10 September 2021


Safety Battery Asset Management Utility-scale North America

Safety First! A Conversation with Roberto Cardoso

Author: Solarplaza

with Roberto Cardoso (Sungrow)

In preparation for our Virtual Mini-Conference about Safe & Sound Operations on 25 August, we had a chat with one of the expert speakers on the panel about physical safety. Roberto Cardoso, Head of Service - Americas at Sungrow, shared his insights on the importance of safety, the factors that play a role, and what asset owners themselves can do in relation to this topic.

Roberto Cardoso

Director of Service

What are the most important factors that play a role in the safe & sound operations of PV systems? 

“Safety is one of the most important elements when we work on PV systems because our people have the potential to be exposed to dangerous and unsafe environments. Nowadays, safety is included in the equipment’s design and related activities in the field. The equipment comes with different types of sensing devices that protect the equipment as well as the people working with them. There is also more and more emphasis on safety training and procedures and regulations that help maintain safe operations in the field.”


Why is this topic important?

“We, as leaders of a company, need to provide a safe environment to our people and the people around them as much as we can. This topic is very important because an accident can involve not only a financial loss, but more importantly - a loss of life. We need to prioritize training on work and safety procedures as well as decision-making skills, so that our people know how to make sound decisions in the field and - in the heat of the moment - to ensure that nobody is put at risk. At the end of the day, everybody wants to go home to their families without any accidents or incidents.”

What do you see as the most important development around this topic in North America?

“Products and technology are evolving very quickly. Nowadays, our equipment has sensors that monitor things like when the temperatures are high inside, when somebody opens the door when the unit is running, when some components have been dropped during transportation, etc. All this information helps us not only with the maintenance of the unit, but also with the safety of our people. It’s more than training and smart equipment. Today, we are also more conscious about external conditions that affect people and can create unsafe conditions, such as extreme weather, fatigue, complacency, lack of breaks, and rushing. It’s not always the most dangerous activities that generate most of the accidents. Things like rushing to meet a project deadline can make matters worse. “


In your role, how is your work related to safety & prevention?

“My role is to continuously monitor our systems to make sure we have all the foundations covered, such as training, documentation, and procedures. I am always focused on empowering our people to stop when they see unsafe situations or conditions. I also emphasize to my team that they pay attention to when they are in a rush or in a state of mind that can create an unsafe situation.”

What are the differences you observe in North America with other regions that Sungrow is active in?

“I am in charge of the Americas for Sungrow, and I have seen very good developments with respect to safety in other countries as well. Most of these developments are mainly in the utility-scale segment. Many of these projects are run by global corporations that bring with them their culture of health and safety, which pushes other regions to develop. There is still some work to be done in countries where there is not a large solar industry, and they are in remote locations.

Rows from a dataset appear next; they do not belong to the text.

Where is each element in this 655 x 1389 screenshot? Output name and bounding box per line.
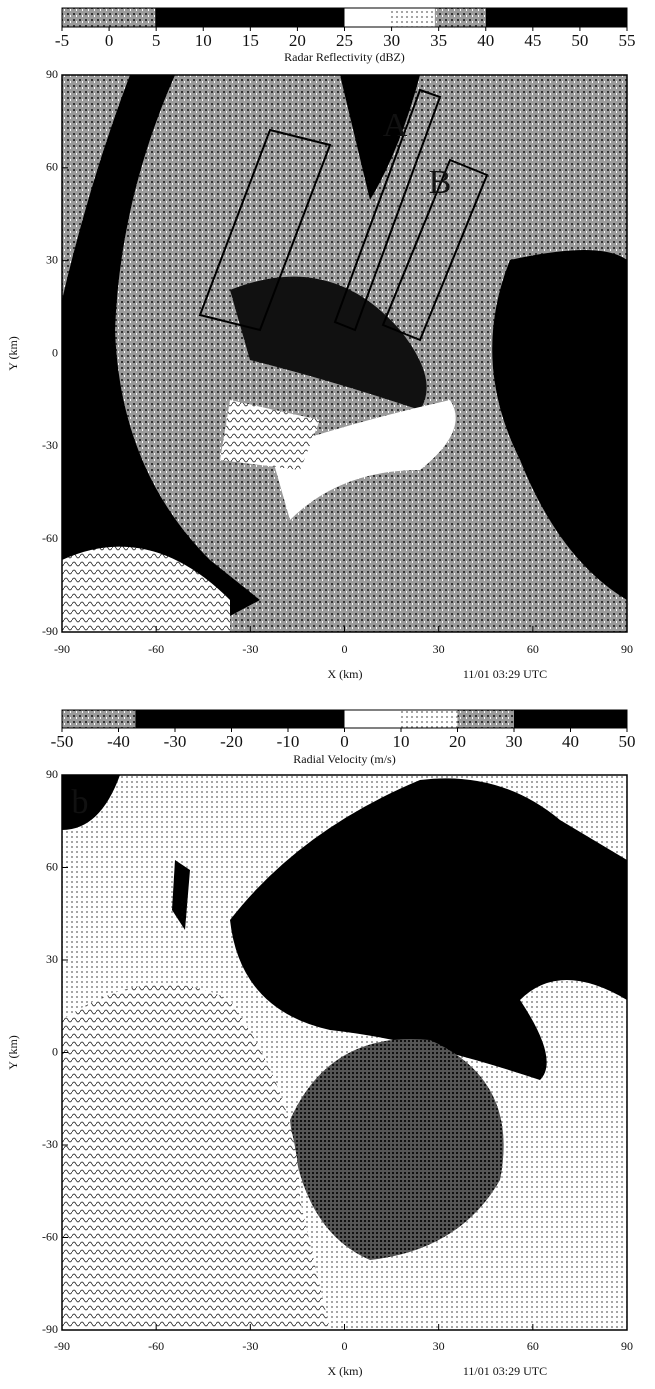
- colorbar-tick-label: -20: [220, 732, 243, 751]
- y-axis-label: Y (km): [6, 336, 20, 371]
- y-tick-label: 0: [52, 345, 58, 359]
- colorbar-tick-label: 45: [524, 31, 541, 50]
- colorbar-tick-label: 5: [152, 31, 161, 50]
- colorbar-tick-label: -5: [55, 31, 69, 50]
- x-tick-label: -30: [242, 1339, 258, 1353]
- y-tick-label: 30: [46, 252, 58, 266]
- colorbar-tick-label: 50: [571, 31, 588, 50]
- colorbar-tick-label: 35: [430, 31, 447, 50]
- colorbar-segment: [485, 8, 627, 27]
- x-tick-label: -90: [54, 642, 70, 656]
- x-tick-label: 0: [342, 1339, 348, 1353]
- colorbar-segment: [344, 8, 390, 27]
- colorbar-tick-label: 40: [477, 31, 494, 50]
- colorbar-tick-label: -40: [107, 732, 130, 751]
- colorbar-tick-label: 40: [562, 732, 579, 751]
- colorbar-segment: [457, 710, 514, 728]
- x-tick-label: 0: [342, 642, 348, 656]
- colorbar-tick-label: 55: [619, 31, 636, 50]
- colorbar-tick-label: 0: [340, 732, 349, 751]
- colorbar-tick-label: 50: [619, 732, 636, 751]
- colorbar-tick-label: 20: [449, 732, 466, 751]
- panel-annotation: A: [383, 107, 408, 144]
- y-tick-label: 0: [52, 1044, 58, 1058]
- colorbar-tick-label: 0: [105, 31, 114, 50]
- colorbar-label: Radial Velocity (m/s): [293, 752, 395, 766]
- y-tick-label: 90: [46, 767, 58, 781]
- colorbar-segment: [389, 8, 435, 27]
- x-tick-label: 60: [527, 1339, 539, 1353]
- x-tick-label: 90: [621, 642, 633, 656]
- panel-annotation: B: [429, 164, 452, 201]
- colorbar-segment: [434, 8, 486, 27]
- colorbar-tick-label: -50: [51, 732, 74, 751]
- x-tick-label: 30: [433, 1339, 445, 1353]
- x-tick-label: 30: [433, 642, 445, 656]
- x-axis-label: X (km): [328, 667, 363, 681]
- colorbar-tick-label: 20: [289, 31, 306, 50]
- colorbar-segment: [155, 8, 345, 27]
- x-tick-label: -90: [54, 1339, 70, 1353]
- colorbar-label: Radar Reflectivity (dBZ): [284, 50, 405, 64]
- x-tick-label: 90: [621, 1339, 633, 1353]
- colorbar-tick-label: 15: [242, 31, 259, 50]
- y-tick-label: -90: [42, 1322, 58, 1336]
- panel-annotation: b: [72, 784, 89, 821]
- reflectivity-image: [62, 75, 627, 632]
- colorbar-segment: [62, 8, 156, 27]
- colorbar-tick-label: -10: [277, 732, 300, 751]
- timestamp: 11/01 03:29 UTC: [463, 667, 547, 681]
- colorbar-segment: [401, 710, 458, 728]
- y-tick-label: 60: [46, 859, 58, 873]
- y-tick-label: -30: [42, 1137, 58, 1151]
- y-tick-label: 30: [46, 952, 58, 966]
- colorbar-tick-label: 25: [336, 31, 353, 50]
- y-tick-label: -60: [42, 1229, 58, 1243]
- y-tick-label: 60: [46, 160, 58, 174]
- y-tick-label: -90: [42, 624, 58, 638]
- x-tick-label: 60: [527, 642, 539, 656]
- colorbar-tick-label: 10: [393, 732, 410, 751]
- x-tick-label: -30: [242, 642, 258, 656]
- colorbar-tick-label: 30: [383, 31, 400, 50]
- y-axis-label: Y (km): [6, 1035, 20, 1070]
- colorbar-tick-label: 10: [195, 31, 212, 50]
- colorbar-tick-label: 30: [506, 732, 523, 751]
- y-tick-label: 90: [46, 67, 58, 81]
- y-tick-label: -30: [42, 438, 58, 452]
- y-tick-label: -60: [42, 531, 58, 545]
- colorbar-segment: [514, 710, 627, 728]
- x-tick-label: -60: [148, 642, 164, 656]
- colorbar-segment: [135, 710, 345, 728]
- x-axis-label: X (km): [328, 1364, 363, 1378]
- colorbar-segment: [62, 710, 136, 728]
- colorbar-segment: [344, 710, 401, 728]
- timestamp: 11/01 03:29 UTC: [463, 1364, 547, 1378]
- velocity-image: [62, 775, 627, 1330]
- x-tick-label: -60: [148, 1339, 164, 1353]
- colorbar-tick-label: -30: [164, 732, 187, 751]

I’ve found that the most difficult part is to change people’s mentality about safety. Policies and manuals are great, but safety is not only about safety systems and procedures. It’s a consciousness and awareness.”


What is your key advice for owners on this topic?

“Most of the safety incidents that I have seen in North America have occurred during the construction phase. This is mainly because of the larger amount of people involved during that phase. In the large sites where I didn’t see any accidents, it was because they already had a strong safety culture on site. People were continuously talking about, and involved in, safety procedures and meetings, even when they were behind schedule at some moments. Other accidents that I have seen after the construction phase, were related to complacency. I would advise owners to build a strong safety culture within their organization, and focus on the state of mind of their people since most of the accidents seem to happen when we least expect it.”